Dermot Moran

Thinking the Float Tank – Thursday, August 24, 2023 (Day 1)

The Nature of Self-Experience, Husserl’s Sphere of Ownness and the Experience of the Flotation Tank

Speaker Bio:

Dermot Moran (Boston College) is the Inaugural Holder of the Joseph Chair in Catholic Philosophy, Boston College. He was previously Professor of Philosophy (Logic & Metaphysics) at University College Dublin. He is a Member of the Royal Irish Academy and Institut International de Philosophie (IIP). Publications include: Introduction to Phenomenology (2000), Edmund Husserl: Founder of Phenomenology (2005), Husserl’s Crisis of the European Sciences and Transcendental Phenomenology (2012) and, co-authored with Joseph Cohen, Husserl Dictionary (2012). Edited works include: Husserl’s Logical Investigations, 2 vols. (Routledge, 2001), The Shorter Logical Investigations, The Phenomenology Reader, co-edited withTim Mooney (Routledge, 2002), Phenomenology. Critical Concepts in Philosophy, 5 Volumes, co-edited with Lester E. Embree (Routledge, 2004), The Routledge Companion to Twentieth Century Philosophy (Routledge, 2008); The Phenomenology of Embodied Subjectivity (Springer 2014) co-edited with Rasmus Thybo Jensen,; Empathy, Sociality, and Personhood. Essays on Edith Stein’s Phenomenological Investigations, co-edited with Elisa Magrì (Springer, 2017); Conscious Thinking and Cognitive Phenomenology, co-edited with Marta Jorba (Routledge, 2018); and, with Anya Daly, Fred Cummins, James Jardine, Perception and the Inhuman Gaze. Perspectives from Philosophy, Phenomenology, and the Sciences (Routledge, 2020).

Abstract:

Edmund Husserl and John C. Lilly were both explorers of consciousness – the essential nature of consciousness, the manner in which it is embodied in humans and in other animals.
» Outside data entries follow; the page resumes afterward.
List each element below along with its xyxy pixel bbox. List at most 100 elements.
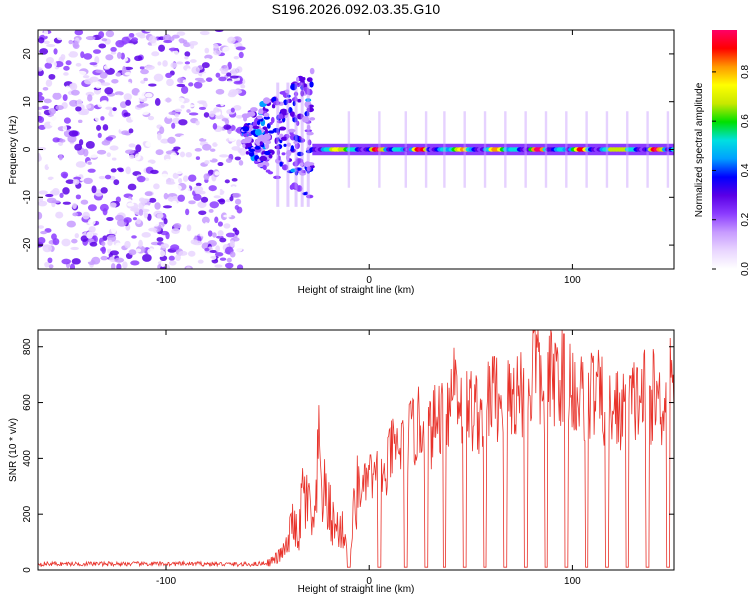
spectrogram-noise-blob <box>128 143 136 148</box>
spectrogram-noise-blob <box>127 202 135 207</box>
spectrogram-noise-blob <box>60 50 71 55</box>
spectrogram-noise-blob <box>124 240 131 249</box>
spectrogram-transition-blob <box>242 143 246 148</box>
spectrogram-noise-blob <box>67 134 77 143</box>
spectrogram-noise-blob <box>236 211 244 220</box>
spectrogram-noise-blob <box>185 208 190 216</box>
spectrogram-noise-blob <box>43 40 50 45</box>
spectrogram-noise-blob <box>156 237 164 242</box>
spectrogram-noise-blob <box>224 118 230 125</box>
spectrogram-noise-blob <box>98 43 107 49</box>
spectrogram-noise-blob <box>129 154 135 159</box>
spectrogram-noise-blob <box>212 122 218 130</box>
spectrogram-noise-blob <box>84 78 94 85</box>
spectrogram-transition-blob <box>263 116 270 120</box>
spectrogram-noise-blob <box>80 88 86 96</box>
spectrogram-noise-blob <box>199 30 210 36</box>
spectrogram-noise-blob <box>102 124 109 131</box>
spectrogram-noise-blob <box>197 201 207 209</box>
spectrogram-noise-blob <box>225 232 235 238</box>
spectrogram-transition-blob <box>282 109 286 116</box>
spectrogram-noise-blob <box>98 175 106 180</box>
spectrogram-noise-blob <box>173 223 182 229</box>
snr-series-line <box>38 330 674 568</box>
spectrogram-noise-blob <box>71 258 81 265</box>
spectrogram-transition-blob <box>242 126 250 132</box>
spectrogram-noise-blob <box>178 119 188 126</box>
spectrogram-noise-blob <box>106 152 111 158</box>
spectrogram-noise-blob <box>38 236 46 244</box>
spectrogram-noise-blob <box>157 113 164 118</box>
spectrogram-transition-blob <box>296 76 300 82</box>
spectrogram-noise-blob <box>38 37 45 44</box>
spectrogram-dropout-streak <box>544 111 548 188</box>
spectrogram-noise-blob <box>100 187 108 194</box>
spectrogram-noise-blob <box>136 175 146 183</box>
spectrogram-noise-blob <box>85 35 96 41</box>
spectrogram-noise-blob <box>94 56 100 65</box>
spectrogram-noise-blob <box>73 176 82 180</box>
spectrogram-noise-blob <box>70 246 79 251</box>
spectrogram-noise-blob <box>75 161 86 168</box>
snr-x-axis-label: Height of straight line (km) <box>298 584 415 595</box>
colorbar-tick-label: 0.8 <box>740 64 750 78</box>
spectrogram-noise-blob <box>47 163 58 168</box>
spectrogram-noise-blob <box>156 68 166 75</box>
spectrogram-noise-blob <box>179 151 186 158</box>
spectrogram-noise-blob <box>75 62 82 67</box>
spectrogram-noise-blob <box>168 47 179 51</box>
spectrogram-noise-blob <box>160 173 170 180</box>
spectrogram-noise-blob <box>125 166 131 175</box>
spectrogram-transition-blob <box>306 77 313 83</box>
spectrogram-noise-blob <box>63 117 71 124</box>
spectrogram-noise-blob <box>172 99 177 108</box>
spectrogram-noise-blob <box>162 60 168 67</box>
spectrogram-noise-blob <box>65 60 72 66</box>
spectrogram-noise-blob <box>91 256 101 265</box>
spectrogram-noise-blob <box>198 106 207 111</box>
spectrogram-noise-blob <box>56 32 64 41</box>
spectrogram-noise-blob <box>62 201 71 205</box>
spectrogram-noise-blob <box>203 173 210 181</box>
spectrogram-noise-blob <box>83 177 93 185</box>
spectrogram-noise-blob <box>174 113 180 118</box>
spectrogram-noise-blob <box>134 55 143 62</box>
spectrogram-noise-blob <box>138 197 145 203</box>
spectrogram-noise-blob <box>166 106 176 112</box>
spectrogram-noise-blob <box>50 209 56 215</box>
spectrogram-noise-blob <box>212 232 217 238</box>
spectrogram-noise-blob <box>47 257 53 264</box>
spectrogram-noise-blob <box>99 203 109 212</box>
spectrogram-x-tick-label: 100 <box>564 275 581 286</box>
spectrogram-noise-blob <box>233 133 240 137</box>
spectrogram-noise-blob <box>204 47 210 54</box>
snr-frame <box>37 329 675 571</box>
spectrogram-streak <box>294 82 298 207</box>
spectrogram-noise-blob <box>215 112 221 116</box>
spectrogram-noise-blob <box>147 213 152 221</box>
spectrogram-noise-blob <box>171 122 176 129</box>
spectrogram-noise-blob <box>201 72 210 79</box>
spectrogram-noise-blob <box>204 247 210 252</box>
spectrogram-noise-blob <box>217 230 224 237</box>
spectrogram-noise-blob <box>60 171 69 178</box>
spectrogram-noise-blob <box>59 192 64 198</box>
spectrogram-noise-blob <box>136 104 146 108</box>
spectrogram-noise-blob <box>197 79 206 83</box>
spectrogram-noise-blob <box>157 249 166 258</box>
spectrogram-noise-blob <box>205 37 211 43</box>
spectrogram-noise-blob <box>114 94 123 102</box>
spectrogram-noise-blob <box>141 232 151 238</box>
spectrogram-noise-blob <box>134 153 141 161</box>
spectrogram-noise-blob <box>109 250 119 256</box>
spectrogram-transition-blob <box>280 136 288 141</box>
spectrogram-noise-blob <box>82 61 88 70</box>
spectrogram-noise-blob <box>195 120 200 126</box>
spectrogram-noise-blob <box>235 114 243 119</box>
spectrogram-transition-blob <box>259 141 264 146</box>
spectrogram-noise-blob <box>235 245 243 252</box>
spectrogram-noise-blob <box>209 148 216 152</box>
snr-plot <box>38 330 674 568</box>
spectrogram-noise-blob <box>215 72 221 78</box>
spectrogram-noise-blob <box>235 46 246 51</box>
In this paper, I explore, from the phenomenological perspective, on the complex and intersecting phenomena of primary self-presence, self-awareness, self-affection, self-integrity and self-integration, the experience of being oneself, drawing on the rich and, I believe, still underexploited resources in the discussions of self in the classical phenomenologists, especially Husserl. Recently the Danish phenomenologist Dan Zahavi has spoken about the ‘minimal self’ as a requirement that all experience have the character of ‘for-me-ness,’ i.e., an immediate, non-objectifying, self-acquaintance of the self with itself. I broaden out this account of immediate self-experience drawing on the experiences reported by users of the flotation tank invented by John Lilly.